Question

# If three coins are tossed simultaneouslyA) Write all possible outcomesB) Number of possible outcomesC) Find the probability of getting at least one head (getting one or more than one head)D) Find the probability of getting at most two heads (getting two or less than two heads)E) Find the probability of getting no tails.

Hint: If 3 coins are tossed then sample space will be S= {HHH, HHT, HTH, HTT, THH, TTH, THT, TTT}. To find the probability of an event use the formula, P(event) = (No. of favourable outcomes) / (Total no. of possible outcomes).

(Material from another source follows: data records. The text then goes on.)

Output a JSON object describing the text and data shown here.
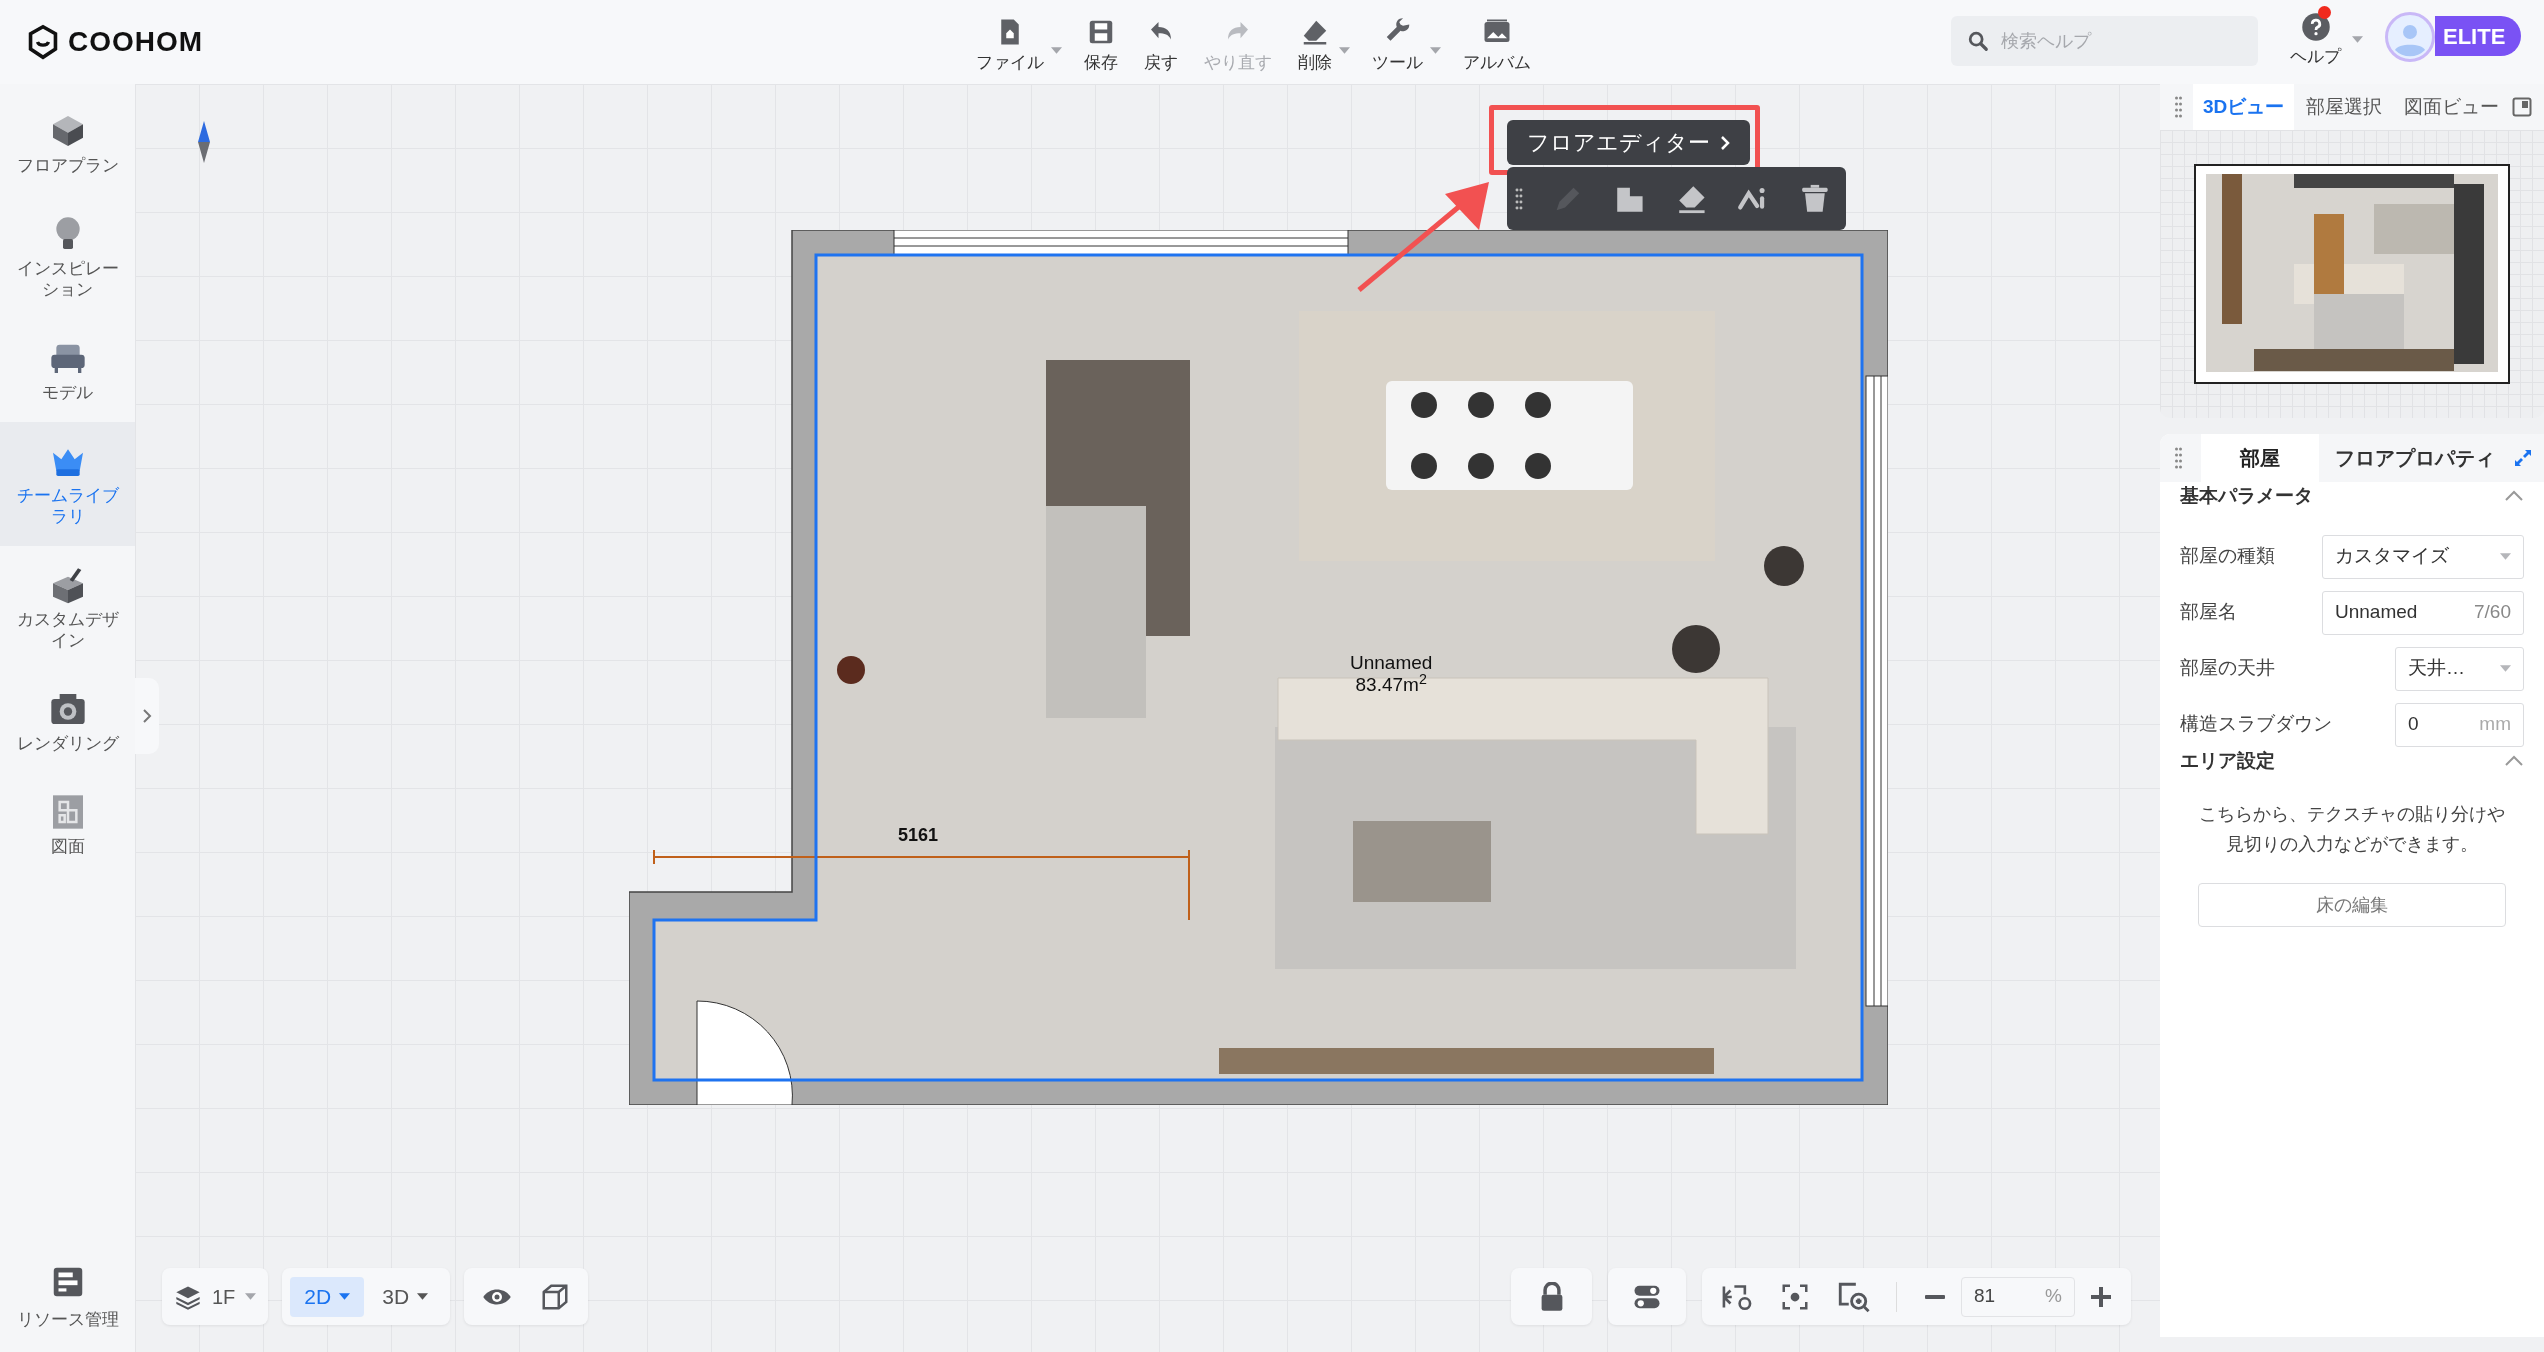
{
  "app": {
    "logo": "COOHOM"
  },
  "toolbar": [
    {
      "label": "ファイル",
      "dropdown": true,
      "disabled": false
    },
    {
      "label": "保存",
      "dropdown": false,
      "disabled": false
    },
    {
      "label": "戻す",
      "dropdown": false,
      "disabled": false
    },
    {
      "label": "やり直す",
      "dropdown": false,
      "disabled": true
    },
    {
      "label": "削除",
      "dropdown": true,
      "disabled": false
    },
    {
      "label": "ツール",
      "dropdown": true,
      "disabled": false
    },
    {
      "label": "アルバム",
      "dropdown": false,
      "disabled": false
    }
  ],
  "search": {
    "placeholder": "検索ヘルプ"
  },
  "help": {
    "label": "ヘルプ",
    "notification": true
  },
  "account": {
    "badge": "ELITE"
  },
  "sidebar": {
    "items": [
      {
        "label": "フロアプラン",
        "selected": false
      },
      {
        "label": "インスピレーション",
        "selected": false
      },
      {
        "label": "モデル",
        "selected": false
      },
      {
        "label": "チームライブラリ",
        "selected": true
      },
      {
        "label": "カスタムデザイン",
        "selected": false
      },
      {
        "label": "レンダリング",
        "selected": false
      },
      {
        "label": "図面",
        "selected": false
      }
    ],
    "bottom_item": {
      "label": "リソース管理"
    }
  },
  "canvas": {
    "floor_editor_button": "フロアエディター",
    "floor_tools": [
      {
        "disabled": true
      },
      {
        "disabled": false
      },
      {
        "disabled": false
      },
      {
        "disabled": false
      },
      {
        "disabled": false
      }
    ],
    "room": {
      "name": "Unnamed",
      "area": "83.47m$^{2}$"
    },
    "dimension": "5161"
  },
  "bottom_bar": {
    "floor": "1F",
    "view_modes": [
      {
        "label": "2D",
        "selected": true
      },
      {
        "label": "3D",
        "selected": false
      }
    ],
    "zoom": "81",
    "zoom_unit": "%"
  },
  "view_panel": {
    "tabs": [
      {
        "label": "3Dビュー",
        "selected": true
      },
      {
        "label": "部屋選択",
        "selected": false
      },
      {
        "label": "図面ビュー",
        "selected": false
      }
    ]
  },
  "properties": {
    "tabs": [
      {
        "label": "部屋",
        "selected": true
      },
      {
        "label": "フロアプロパティ",
        "selected": false
      }
    ],
    "sections": [
      {
        "title": "基本パラメータ",
        "expanded": true,
        "fields": [
          {
            "kind": "select",
            "label": "部屋の種類",
            "value": "カスタマイズ"
          },
          {
            "kind": "text",
            "label": "部屋名",
            "value": "Unnamed",
            "counter": "7/60"
          },
          {
            "kind": "select",
            "label": "部屋の天井",
            "value": "天井…"
          },
          {
            "kind": "number",
            "label": "構造スラブダウン",
            "value": "0",
            "unit": "mm"
          }
        ]
      },
      {
        "title": "エリア設定",
        "expanded": true,
        "description": "こちらから、テクスチャの貼り分けや見切りの入力などができます。",
        "button": "床の編集"
      }
    ]
  }
}
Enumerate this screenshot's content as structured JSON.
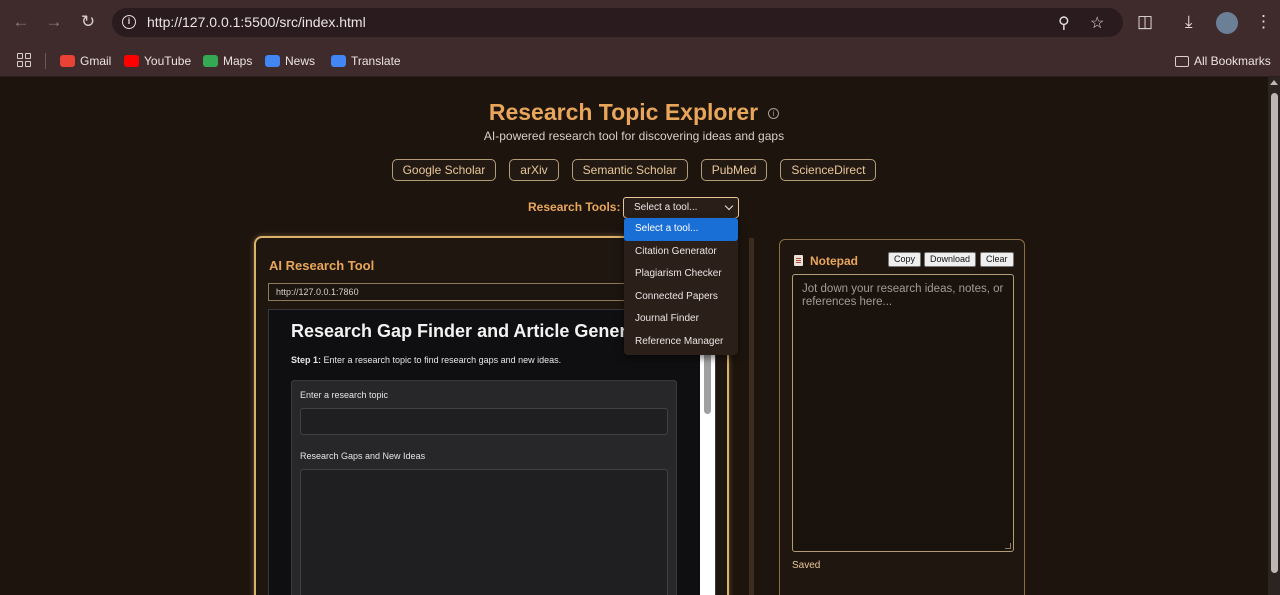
{
  "browser": {
    "url": "http://127.0.0.1:5500/src/index.html",
    "bookmarks": [
      {
        "label": "Gmail",
        "color": "#ea4335"
      },
      {
        "label": "YouTube",
        "color": "#ff0000"
      },
      {
        "label": "Maps",
        "color": "#34a853"
      },
      {
        "label": "News",
        "color": "#4285f4"
      },
      {
        "label": "Translate",
        "color": "#4285f4"
      }
    ],
    "all_bookmarks": "All Bookmarks"
  },
  "header": {
    "title": "Research Topic Explorer",
    "subtitle": "AI-powered research tool for discovering ideas and gaps"
  },
  "links": [
    "Google Scholar",
    "arXiv",
    "Semantic Scholar",
    "PubMed",
    "ScienceDirect"
  ],
  "research_tools": {
    "label": "Research Tools:",
    "selected": "Select a tool...",
    "options": [
      "Select a tool...",
      "Citation Generator",
      "Plagiarism Checker",
      "Connected Papers",
      "Journal Finder",
      "Reference Manager"
    ]
  },
  "tool_panel": {
    "title": "AI Research Tool",
    "url": "http://127.0.0.1:7860",
    "app": {
      "title": "Research Gap Finder and Article Generator",
      "step_label": "Step 1:",
      "step_text": " Enter a research topic to find research gaps and new ideas.",
      "topic_label": "Enter a research topic",
      "gaps_label": "Research Gaps and New Ideas"
    }
  },
  "notepad": {
    "title": "Notepad",
    "copy": "Copy",
    "download": "Download",
    "clear": "Clear",
    "placeholder": "Jot down your research ideas, notes, or references here...",
    "status": "Saved"
  },
  "colors": {
    "accent": "#e8a65b",
    "background": "#1d140e",
    "selected_option": "#1a6fd6"
  }
}
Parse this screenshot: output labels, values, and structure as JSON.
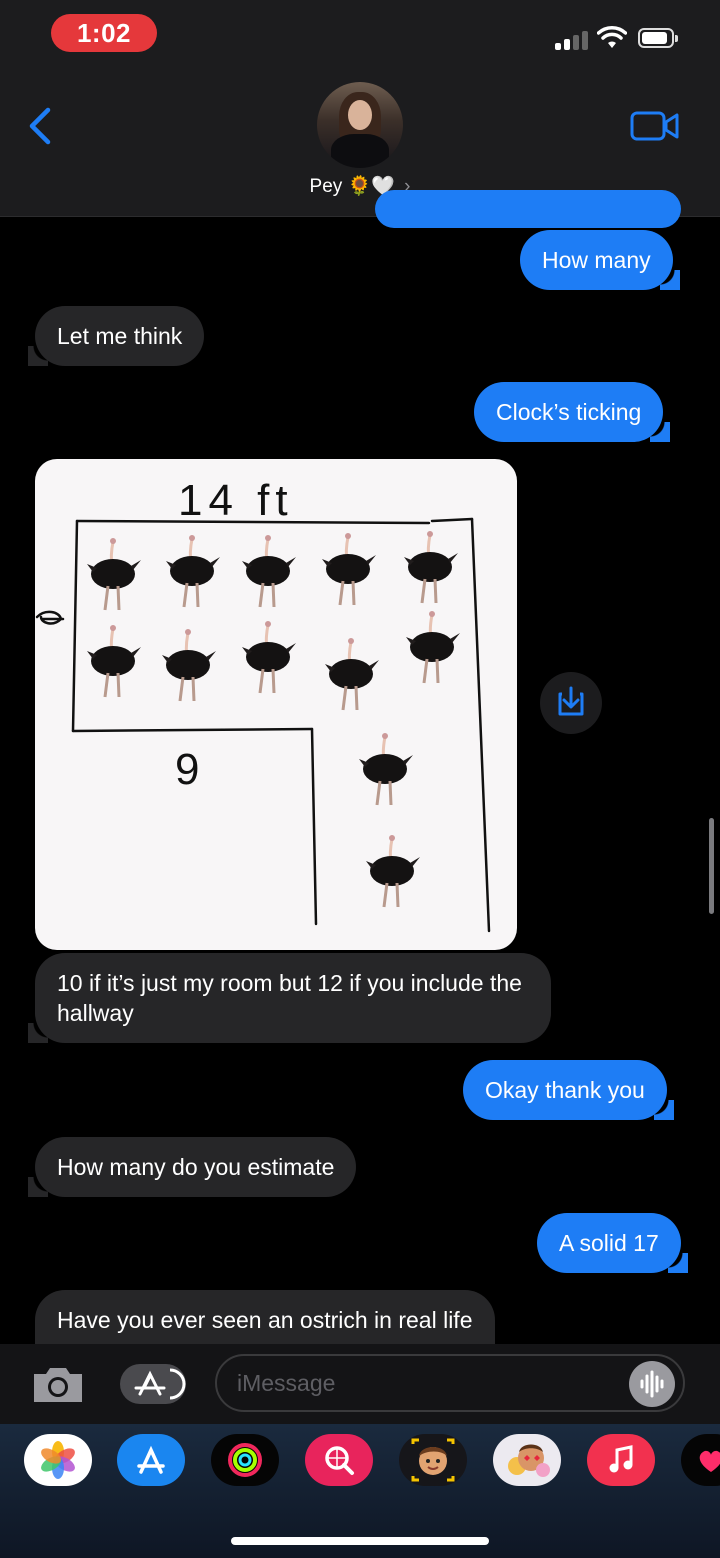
{
  "status_bar": {
    "time": "1:02"
  },
  "header": {
    "contact_name": "Pey",
    "contact_emoji": "🌻🤍",
    "chevron": "›"
  },
  "messages": [
    {
      "from": "me",
      "text": "How many"
    },
    {
      "from": "them",
      "text": "Let me think"
    },
    {
      "from": "me",
      "text": "Clock’s ticking"
    },
    {
      "from": "them",
      "type": "image",
      "drawing_labels": {
        "top": "14 ft",
        "left": "6",
        "middle": "9"
      }
    },
    {
      "from": "them",
      "text": "10 if it’s just my room but 12 if you include the hallway"
    },
    {
      "from": "me",
      "text": "Okay thank you"
    },
    {
      "from": "them",
      "text": "How many do you estimate"
    },
    {
      "from": "me",
      "text": "A solid 17"
    },
    {
      "from": "them",
      "text": "Have you ever seen an ostrich in real life"
    }
  ],
  "composer": {
    "placeholder": "iMessage"
  },
  "app_tray": [
    "photos-icon",
    "app-store-icon",
    "activity-icon",
    "search-images-icon",
    "memoji-icon",
    "memoji-stickers-icon",
    "music-icon",
    "digital-touch-icon"
  ]
}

Given in the question that 3 coins are tossed simultaneously,
${\text{a}}{\text{.)}}$The possible outcomes are-
$S = \{ HHH, HHT, HTT, HTH, THT, TTT, THH, TTH\}$
${\text{b}}{\text{.)}}$ As we know the possible outcomes are-
$S = \{ HHH, HHT, HTT, HTH, THT, TTT, THH, TTH\}$,
So, the total no. of possible outcomes will be 8.
${\text{c}}{\text{.)}}$ Now, favourable outcomes of getting at least one head are {HHH, HHT, HTT, THT, THH, TTH, HTH}.
So, the total no. of favourable outcomes is 7.
And the total no. of possible outcomes is 8.
Using the formula, P(event) = (No. of favourable outcomes) / (Total no. of possible outcomes), we get-

P (getting at least one head) $= \dfrac{7}{8}$
${\text{d}}{\text{.)}}$Now, favourable outcomes of getting at most two heads (getting two or less than two heads) are {HHT, HTT, TTT, THH, HTH, THT, TTH}.
So, the total no. of favourable outcomes is 7.
And the total no. of possible outcomes is 8.
Using the formula, P(event) = (No. of favourable outcomes) / (Total no. of possible outcomes), we get-

P (getting at most two head) $= \dfrac{7}{8}$
${\text{e}}{\text{.)}}$ Now, favourable outcomes of getting no tails are {HHH}.
So, the total no. of favourable outcomes is 1.
And the total no. of possible outcomes is 8.
Using the formula, P(event) = (No. of favourable outcomes) / (Total no. of possible outcomes), we get-

P (getting no tails) $= \dfrac{1}{8}$

Note: Whenever such types of questions appear, then always write the sample space of all outcomes, then for each problem type write the favourable outcomes for that given event. And then solve and find the answers to each part.